I'd suggest doing the following:

Use a pivot table, and find the total number of births for each name before some early date (say, 1920) and after some later date (say, 1980).
Compute the percentage of males for each name within those groups.
Use masking to find which names have transitioned from a low percentage to a high percentage, and vice versa.
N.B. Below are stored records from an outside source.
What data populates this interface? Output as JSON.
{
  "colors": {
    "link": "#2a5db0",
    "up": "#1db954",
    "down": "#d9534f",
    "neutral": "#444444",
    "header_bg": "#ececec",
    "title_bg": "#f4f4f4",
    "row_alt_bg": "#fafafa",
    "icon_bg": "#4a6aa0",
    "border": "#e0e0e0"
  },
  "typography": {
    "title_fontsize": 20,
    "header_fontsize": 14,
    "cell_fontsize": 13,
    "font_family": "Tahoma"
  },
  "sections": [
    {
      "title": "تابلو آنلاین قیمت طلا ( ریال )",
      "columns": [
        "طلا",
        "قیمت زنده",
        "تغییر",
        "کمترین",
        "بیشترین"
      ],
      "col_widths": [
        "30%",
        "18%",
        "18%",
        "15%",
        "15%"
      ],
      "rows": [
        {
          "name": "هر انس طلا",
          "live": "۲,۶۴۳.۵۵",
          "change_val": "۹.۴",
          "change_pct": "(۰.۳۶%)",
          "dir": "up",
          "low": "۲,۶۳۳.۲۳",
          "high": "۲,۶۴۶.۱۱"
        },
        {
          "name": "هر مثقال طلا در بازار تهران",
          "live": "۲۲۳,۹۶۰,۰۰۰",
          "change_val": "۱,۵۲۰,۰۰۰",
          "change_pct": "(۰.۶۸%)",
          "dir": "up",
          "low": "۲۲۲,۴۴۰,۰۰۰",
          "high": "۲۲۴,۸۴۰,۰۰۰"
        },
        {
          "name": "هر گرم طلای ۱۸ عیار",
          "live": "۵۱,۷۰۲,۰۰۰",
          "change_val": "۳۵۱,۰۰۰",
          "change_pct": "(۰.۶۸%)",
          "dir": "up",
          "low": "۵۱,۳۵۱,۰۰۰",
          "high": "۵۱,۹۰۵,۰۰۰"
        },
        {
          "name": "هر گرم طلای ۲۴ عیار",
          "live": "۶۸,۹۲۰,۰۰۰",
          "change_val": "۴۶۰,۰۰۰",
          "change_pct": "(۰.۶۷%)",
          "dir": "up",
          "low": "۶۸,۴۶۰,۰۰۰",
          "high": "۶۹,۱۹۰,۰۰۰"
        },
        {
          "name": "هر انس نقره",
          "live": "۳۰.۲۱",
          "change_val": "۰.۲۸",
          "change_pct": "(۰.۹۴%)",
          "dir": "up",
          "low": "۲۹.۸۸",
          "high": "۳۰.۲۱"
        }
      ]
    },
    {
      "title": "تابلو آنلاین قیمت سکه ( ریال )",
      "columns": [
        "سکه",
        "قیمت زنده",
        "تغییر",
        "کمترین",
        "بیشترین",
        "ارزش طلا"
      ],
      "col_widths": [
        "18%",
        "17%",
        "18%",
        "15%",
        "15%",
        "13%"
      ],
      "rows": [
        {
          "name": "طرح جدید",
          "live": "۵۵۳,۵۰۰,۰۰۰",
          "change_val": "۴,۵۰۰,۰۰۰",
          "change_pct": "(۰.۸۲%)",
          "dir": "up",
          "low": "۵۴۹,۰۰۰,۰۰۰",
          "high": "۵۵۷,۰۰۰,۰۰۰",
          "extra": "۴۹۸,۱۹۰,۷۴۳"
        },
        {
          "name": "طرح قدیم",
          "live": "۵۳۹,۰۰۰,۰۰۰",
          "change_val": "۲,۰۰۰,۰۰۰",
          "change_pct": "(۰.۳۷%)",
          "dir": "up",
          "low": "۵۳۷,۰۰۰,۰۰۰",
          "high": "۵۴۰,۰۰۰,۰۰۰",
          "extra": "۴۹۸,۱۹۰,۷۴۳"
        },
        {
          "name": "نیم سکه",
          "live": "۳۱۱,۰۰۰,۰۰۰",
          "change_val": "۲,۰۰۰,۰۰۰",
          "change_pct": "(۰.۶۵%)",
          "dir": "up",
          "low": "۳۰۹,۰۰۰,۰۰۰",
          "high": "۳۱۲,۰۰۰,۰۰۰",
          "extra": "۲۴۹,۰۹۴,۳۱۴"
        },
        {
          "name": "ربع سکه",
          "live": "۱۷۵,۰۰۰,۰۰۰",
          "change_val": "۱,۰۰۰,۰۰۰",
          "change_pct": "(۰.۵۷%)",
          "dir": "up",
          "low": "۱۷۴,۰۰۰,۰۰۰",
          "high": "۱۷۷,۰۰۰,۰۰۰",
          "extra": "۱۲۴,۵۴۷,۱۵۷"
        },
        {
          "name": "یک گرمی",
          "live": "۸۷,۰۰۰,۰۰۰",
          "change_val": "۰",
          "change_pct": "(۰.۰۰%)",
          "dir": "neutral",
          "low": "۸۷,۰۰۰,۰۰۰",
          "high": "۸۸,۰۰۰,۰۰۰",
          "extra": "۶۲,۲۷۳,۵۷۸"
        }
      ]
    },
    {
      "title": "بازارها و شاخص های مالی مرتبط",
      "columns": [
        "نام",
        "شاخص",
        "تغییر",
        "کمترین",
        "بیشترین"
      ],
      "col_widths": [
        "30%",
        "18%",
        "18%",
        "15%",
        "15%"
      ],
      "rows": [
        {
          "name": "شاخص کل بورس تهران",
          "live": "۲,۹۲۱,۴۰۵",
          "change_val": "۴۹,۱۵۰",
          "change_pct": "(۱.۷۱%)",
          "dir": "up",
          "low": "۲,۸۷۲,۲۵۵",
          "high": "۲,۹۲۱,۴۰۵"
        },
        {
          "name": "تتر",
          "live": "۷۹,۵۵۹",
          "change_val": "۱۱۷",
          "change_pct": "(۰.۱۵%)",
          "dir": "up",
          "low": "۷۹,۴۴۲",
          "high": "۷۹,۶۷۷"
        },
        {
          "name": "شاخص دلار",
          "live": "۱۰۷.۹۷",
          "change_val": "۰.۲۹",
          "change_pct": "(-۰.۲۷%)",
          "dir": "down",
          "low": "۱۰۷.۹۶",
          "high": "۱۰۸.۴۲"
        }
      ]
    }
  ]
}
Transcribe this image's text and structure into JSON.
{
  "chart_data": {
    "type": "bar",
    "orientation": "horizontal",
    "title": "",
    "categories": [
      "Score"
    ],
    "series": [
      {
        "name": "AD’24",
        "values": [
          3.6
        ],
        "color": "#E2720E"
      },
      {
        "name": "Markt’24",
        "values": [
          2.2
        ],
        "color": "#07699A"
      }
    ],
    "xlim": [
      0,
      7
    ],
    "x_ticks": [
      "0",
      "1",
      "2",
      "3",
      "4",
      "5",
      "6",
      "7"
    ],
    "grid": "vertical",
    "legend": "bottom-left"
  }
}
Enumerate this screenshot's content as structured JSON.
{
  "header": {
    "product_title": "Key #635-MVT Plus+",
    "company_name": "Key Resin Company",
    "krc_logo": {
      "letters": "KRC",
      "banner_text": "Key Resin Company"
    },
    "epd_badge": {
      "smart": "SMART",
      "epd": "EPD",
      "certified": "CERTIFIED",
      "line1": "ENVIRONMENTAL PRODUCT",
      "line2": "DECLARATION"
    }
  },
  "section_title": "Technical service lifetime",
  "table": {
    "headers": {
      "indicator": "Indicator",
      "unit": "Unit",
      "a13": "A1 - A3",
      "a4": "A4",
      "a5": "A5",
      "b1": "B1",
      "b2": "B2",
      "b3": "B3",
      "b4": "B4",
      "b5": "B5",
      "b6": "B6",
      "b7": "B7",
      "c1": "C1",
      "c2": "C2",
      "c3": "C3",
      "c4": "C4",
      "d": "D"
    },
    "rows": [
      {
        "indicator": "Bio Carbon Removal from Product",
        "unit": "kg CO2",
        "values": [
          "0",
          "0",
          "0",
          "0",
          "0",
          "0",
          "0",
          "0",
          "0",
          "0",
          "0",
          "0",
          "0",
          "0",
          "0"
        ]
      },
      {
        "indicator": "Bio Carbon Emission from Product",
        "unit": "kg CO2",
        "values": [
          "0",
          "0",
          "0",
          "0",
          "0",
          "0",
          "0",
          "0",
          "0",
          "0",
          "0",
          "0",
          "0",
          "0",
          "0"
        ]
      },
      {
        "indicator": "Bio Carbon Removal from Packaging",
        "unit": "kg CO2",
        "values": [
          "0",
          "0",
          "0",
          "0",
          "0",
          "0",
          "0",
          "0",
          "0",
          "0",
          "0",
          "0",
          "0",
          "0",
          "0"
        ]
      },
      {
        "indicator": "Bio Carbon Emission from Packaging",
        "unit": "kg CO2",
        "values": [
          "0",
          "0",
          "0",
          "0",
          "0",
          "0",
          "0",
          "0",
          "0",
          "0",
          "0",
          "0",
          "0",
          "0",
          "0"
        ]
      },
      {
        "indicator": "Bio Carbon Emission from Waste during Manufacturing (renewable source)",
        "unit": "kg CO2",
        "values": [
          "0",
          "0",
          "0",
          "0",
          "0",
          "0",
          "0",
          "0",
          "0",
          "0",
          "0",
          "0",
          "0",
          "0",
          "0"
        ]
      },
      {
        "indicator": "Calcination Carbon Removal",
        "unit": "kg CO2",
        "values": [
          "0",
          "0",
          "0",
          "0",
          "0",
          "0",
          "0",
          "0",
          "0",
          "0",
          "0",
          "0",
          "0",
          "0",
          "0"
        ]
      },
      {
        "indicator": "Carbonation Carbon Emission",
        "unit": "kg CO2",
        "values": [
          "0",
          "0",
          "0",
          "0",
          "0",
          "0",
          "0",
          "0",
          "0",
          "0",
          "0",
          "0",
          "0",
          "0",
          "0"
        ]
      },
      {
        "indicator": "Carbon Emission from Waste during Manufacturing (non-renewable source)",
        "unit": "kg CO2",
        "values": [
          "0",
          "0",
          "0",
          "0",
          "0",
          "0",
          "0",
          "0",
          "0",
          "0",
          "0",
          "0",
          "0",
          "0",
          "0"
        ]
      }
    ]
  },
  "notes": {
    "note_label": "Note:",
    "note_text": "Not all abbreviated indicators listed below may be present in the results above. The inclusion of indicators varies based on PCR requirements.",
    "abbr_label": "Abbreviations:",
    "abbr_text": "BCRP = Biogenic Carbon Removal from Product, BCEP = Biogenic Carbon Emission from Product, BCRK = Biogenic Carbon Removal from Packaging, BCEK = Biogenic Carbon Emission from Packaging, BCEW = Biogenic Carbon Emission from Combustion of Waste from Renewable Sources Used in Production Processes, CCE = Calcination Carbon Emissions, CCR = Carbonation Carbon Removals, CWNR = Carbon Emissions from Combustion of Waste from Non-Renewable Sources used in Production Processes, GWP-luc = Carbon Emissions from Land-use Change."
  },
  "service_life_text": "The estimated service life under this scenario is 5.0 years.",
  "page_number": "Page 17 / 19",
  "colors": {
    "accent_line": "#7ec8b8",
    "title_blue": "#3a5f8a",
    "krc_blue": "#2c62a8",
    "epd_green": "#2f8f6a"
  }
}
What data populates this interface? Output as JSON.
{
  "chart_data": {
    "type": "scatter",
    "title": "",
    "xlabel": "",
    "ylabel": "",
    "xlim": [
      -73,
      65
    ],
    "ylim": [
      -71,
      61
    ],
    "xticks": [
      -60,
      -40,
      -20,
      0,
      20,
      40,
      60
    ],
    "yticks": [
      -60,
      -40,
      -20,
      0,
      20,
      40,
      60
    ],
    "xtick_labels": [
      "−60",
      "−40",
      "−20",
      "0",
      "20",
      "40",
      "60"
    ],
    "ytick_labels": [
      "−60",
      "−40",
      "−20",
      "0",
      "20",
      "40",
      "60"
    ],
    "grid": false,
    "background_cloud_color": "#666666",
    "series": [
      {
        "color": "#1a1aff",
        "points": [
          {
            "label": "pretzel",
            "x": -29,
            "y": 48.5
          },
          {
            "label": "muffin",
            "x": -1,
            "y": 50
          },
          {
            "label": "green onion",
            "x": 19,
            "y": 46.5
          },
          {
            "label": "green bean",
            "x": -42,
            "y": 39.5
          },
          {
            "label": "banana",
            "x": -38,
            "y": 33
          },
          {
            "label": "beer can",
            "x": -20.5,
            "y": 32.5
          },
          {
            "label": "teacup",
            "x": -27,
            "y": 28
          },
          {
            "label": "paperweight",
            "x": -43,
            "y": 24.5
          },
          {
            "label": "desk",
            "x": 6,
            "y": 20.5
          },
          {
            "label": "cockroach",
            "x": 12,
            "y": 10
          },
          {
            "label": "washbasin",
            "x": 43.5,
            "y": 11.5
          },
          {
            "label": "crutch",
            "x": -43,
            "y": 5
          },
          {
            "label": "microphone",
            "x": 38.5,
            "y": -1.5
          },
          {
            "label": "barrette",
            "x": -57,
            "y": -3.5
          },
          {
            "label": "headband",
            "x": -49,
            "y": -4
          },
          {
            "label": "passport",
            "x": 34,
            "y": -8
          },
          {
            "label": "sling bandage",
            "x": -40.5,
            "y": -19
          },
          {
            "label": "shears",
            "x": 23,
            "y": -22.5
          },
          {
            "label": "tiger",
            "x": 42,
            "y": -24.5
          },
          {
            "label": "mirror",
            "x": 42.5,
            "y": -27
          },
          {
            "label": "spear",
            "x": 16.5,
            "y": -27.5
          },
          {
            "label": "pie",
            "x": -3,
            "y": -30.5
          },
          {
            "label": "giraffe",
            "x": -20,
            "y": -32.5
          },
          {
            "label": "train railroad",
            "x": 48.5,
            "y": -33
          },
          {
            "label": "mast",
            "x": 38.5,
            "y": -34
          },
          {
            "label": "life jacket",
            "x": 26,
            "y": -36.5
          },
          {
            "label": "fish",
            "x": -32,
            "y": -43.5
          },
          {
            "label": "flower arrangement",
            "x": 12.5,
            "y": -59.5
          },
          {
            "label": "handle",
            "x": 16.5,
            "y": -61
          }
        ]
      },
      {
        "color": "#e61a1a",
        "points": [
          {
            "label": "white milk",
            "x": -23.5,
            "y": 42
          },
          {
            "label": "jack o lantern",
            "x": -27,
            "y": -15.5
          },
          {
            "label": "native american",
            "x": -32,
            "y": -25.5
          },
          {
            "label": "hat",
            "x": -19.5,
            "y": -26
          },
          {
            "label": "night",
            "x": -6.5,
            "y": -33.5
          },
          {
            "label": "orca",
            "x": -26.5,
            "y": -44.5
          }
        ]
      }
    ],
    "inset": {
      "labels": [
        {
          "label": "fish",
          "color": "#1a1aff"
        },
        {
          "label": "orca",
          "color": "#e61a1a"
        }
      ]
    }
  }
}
Is a name more likely to transition from female to male, or from male to female?

In [7]:

births = names.pivot_table('births', index=['year', 'name'], columns='gender')
births = births.fillna(0)
births.head()

Out[7]:

	gender	F	M
year	name
1880	Aaron	0	102
	Ab	0	5
	Abbie	71	0
	Abbott	0	5
	Abby	6	0

In [8]:

early_period = births[:1920].fillna(0).sum(axis=0, level=1)
late_period = births[1980:].fillna(0).sum(axis=0, level=1)

early_period.head()

Out[8]:

gender	F	M
name
Aaron	0	196
Ab	0	5
Abbie	152	0
Abbott	0	5
Abby	13	0

In [9]:

early_pct_M = 100 * early_period['M'] / early_period.sum(1)
late_pct_M = 100 * late_period['M'] / late_period.sum(1)
fractions = pd.DataFrame({'early_pct_M': early_pct_M,
                         'late_pct_M': late_pct_M})
fractions.head()

Out[9]:

	early_pct_M	late_pct_M
Aaban	NaN	100
Aabha	NaN	0
Aabid	NaN	100
Aabriella	NaN	0
Aadam	NaN	100

Names which switched from female to male:¶

In [10]:

fractions[(fractions.early_pct_M < 40) & (fractions.late_pct_M > 60)]

Out[10]:

	early_pct_M	late_pct_M
Byrd	0	74.163180
Donnie	0	89.382491
Texas	0	61.595547

Names which switched from male to female:¶

In [11]:

fractions[(fractions.late_pct_M < 40) & (fractions.early_pct_M > 60)]

Out[11]:

	early_pct_M	late_pct_M
Addison	100.000000	11.834706
Allison	100.000000	1.339702
Ashley	100.000000	1.829521
Aubrey	100.000000	27.222843
Avery	100.000000	35.322797
Bailey	100.000000	19.046721
Beverly	100.000000	1.213195
Billie	100.000000	23.801506
Dana	100.000000	21.765366
Dee	76.923077	31.270896
Edie	100.000000	1.747844
Hollie	100.000000	7.608124
Holly	100.000000	0.772741
Ivey	100.000000	38.790821
Jodie	100.000000	11.670106
Kelly	100.000000	14.757141
Leslie	90.804598	29.935140
Lindsay	100.000000	3.829148
Lindsey	100.000000	4.732257
Lonie	100.000000	38.973799
Lynn	85.714286	22.320630
Madison	100.000000	2.156303
Marion	62.171053	27.595220
Merida	100.000000	0.000000
Morgan	100.000000	16.627275
Nova	100.000000	7.898499
Orla	100.000000	29.629630
Ossie	64.285714	36.361646
Pat	100.000000	39.964689
Payton	100.000000	33.960323
Presley	100.000000	20.217981
Reese	100.000000	38.903715
Sandy	100.000000	13.159606
Shelby	100.000000	10.215817
Stacy	100.000000	11.978544
Sydney	100.000000	5.343434
Taylor	100.000000	26.055568
Tracy	100.000000	19.573779

Apparently it's much more common for a name to transition from male to female than the other way around!